The HK97-fold is an ancient, conserved protein structure that forms protein shells. It is the building block of capsids that protect the genome of viruses in the Duplodnaviria realm, infecting organisms across all domains of life. It is also the building block of encapsulins, compartments that confine biochemical reactions in prokaryotes. Recent genomic studies have hypothesized that encapsulins evolved from HK97-fold viruses.
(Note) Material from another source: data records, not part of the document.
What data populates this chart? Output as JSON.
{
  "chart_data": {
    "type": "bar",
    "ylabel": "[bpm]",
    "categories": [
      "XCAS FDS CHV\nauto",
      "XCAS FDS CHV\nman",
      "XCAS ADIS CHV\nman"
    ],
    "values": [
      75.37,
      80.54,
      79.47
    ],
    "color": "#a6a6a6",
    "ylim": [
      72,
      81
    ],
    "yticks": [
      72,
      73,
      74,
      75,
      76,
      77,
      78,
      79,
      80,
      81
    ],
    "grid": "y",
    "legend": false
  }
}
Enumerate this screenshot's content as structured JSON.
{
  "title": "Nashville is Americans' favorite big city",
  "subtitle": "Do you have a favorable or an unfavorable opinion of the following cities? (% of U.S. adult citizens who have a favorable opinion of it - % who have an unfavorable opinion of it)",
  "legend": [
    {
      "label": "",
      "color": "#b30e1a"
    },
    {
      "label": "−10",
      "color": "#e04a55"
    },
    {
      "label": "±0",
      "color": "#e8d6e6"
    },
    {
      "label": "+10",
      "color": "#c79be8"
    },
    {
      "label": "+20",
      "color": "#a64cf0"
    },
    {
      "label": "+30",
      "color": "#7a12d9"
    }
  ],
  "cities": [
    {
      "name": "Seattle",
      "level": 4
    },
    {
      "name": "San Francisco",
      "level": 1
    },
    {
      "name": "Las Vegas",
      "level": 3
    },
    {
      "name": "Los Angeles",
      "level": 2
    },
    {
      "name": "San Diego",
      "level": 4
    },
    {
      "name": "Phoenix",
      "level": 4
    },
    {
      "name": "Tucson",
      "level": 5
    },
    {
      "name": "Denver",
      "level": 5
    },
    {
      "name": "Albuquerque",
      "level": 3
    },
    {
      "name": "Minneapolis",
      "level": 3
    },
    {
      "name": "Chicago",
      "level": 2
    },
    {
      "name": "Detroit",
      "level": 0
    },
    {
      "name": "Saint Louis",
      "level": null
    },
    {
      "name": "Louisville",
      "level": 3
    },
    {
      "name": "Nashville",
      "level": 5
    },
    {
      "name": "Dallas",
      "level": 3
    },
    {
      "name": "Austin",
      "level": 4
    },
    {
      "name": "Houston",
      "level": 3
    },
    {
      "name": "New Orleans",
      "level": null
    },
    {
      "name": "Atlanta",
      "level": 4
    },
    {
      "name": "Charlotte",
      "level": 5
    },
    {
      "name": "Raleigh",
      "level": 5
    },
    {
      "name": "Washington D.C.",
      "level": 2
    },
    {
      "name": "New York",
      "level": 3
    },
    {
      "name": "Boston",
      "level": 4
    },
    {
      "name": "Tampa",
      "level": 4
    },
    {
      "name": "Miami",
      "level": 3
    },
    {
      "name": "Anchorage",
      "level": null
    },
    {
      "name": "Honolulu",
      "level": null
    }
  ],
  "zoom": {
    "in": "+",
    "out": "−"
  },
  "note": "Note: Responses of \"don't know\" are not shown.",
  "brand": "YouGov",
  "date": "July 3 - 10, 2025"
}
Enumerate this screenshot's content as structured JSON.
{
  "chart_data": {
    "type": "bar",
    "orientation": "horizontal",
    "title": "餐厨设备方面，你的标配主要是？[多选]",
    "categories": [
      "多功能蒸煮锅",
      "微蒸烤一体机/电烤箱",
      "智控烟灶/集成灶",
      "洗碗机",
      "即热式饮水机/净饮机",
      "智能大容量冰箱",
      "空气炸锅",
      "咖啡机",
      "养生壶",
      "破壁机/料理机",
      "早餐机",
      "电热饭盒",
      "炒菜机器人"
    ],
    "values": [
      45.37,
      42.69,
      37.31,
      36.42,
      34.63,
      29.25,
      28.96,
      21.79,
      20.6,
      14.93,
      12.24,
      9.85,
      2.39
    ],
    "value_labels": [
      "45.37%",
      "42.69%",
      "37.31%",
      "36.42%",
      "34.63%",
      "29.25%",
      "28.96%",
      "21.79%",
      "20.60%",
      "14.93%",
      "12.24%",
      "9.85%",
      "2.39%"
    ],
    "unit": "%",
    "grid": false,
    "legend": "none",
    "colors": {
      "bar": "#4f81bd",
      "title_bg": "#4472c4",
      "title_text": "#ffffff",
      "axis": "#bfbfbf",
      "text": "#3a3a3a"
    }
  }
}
However, this evolutionary pathway is challenging to justify biophysically because HK97-fold viruses form larger and more complex protein shells than encapsulins. We addressed this paradox by searching for smaller and simpler HK97-fold viral capsids across ecosystems. The investigation yielded a well-defined group of viral entities, which encode HK97-fold proteins displaying molecular similarities with encapsulins and lacking portal and tail genes. The structural phylogenetic analysis of HK97-fold entities revealed bidirectional evolutionary transitions between encapsulins and HK97-fold viruses. An evolutionary mechanism responsible for such transitions was proposed based on the presence of lysogeny-associated genes in the viral entities and the structural and molecular parallels between encapsulins and procapsids, the immature state of viral capsids before genome packaging. We concluded that procapsids are akin to the common HK97-fold protein shell ancestor and might still facilitate transitions between modern viruses and encapsulins. The potential genomic and biochemical functions of HK97-fold procapsids make them an ideal candidate model for the early evolution of life and might require a revision of the role of viral capsids in the biosphere.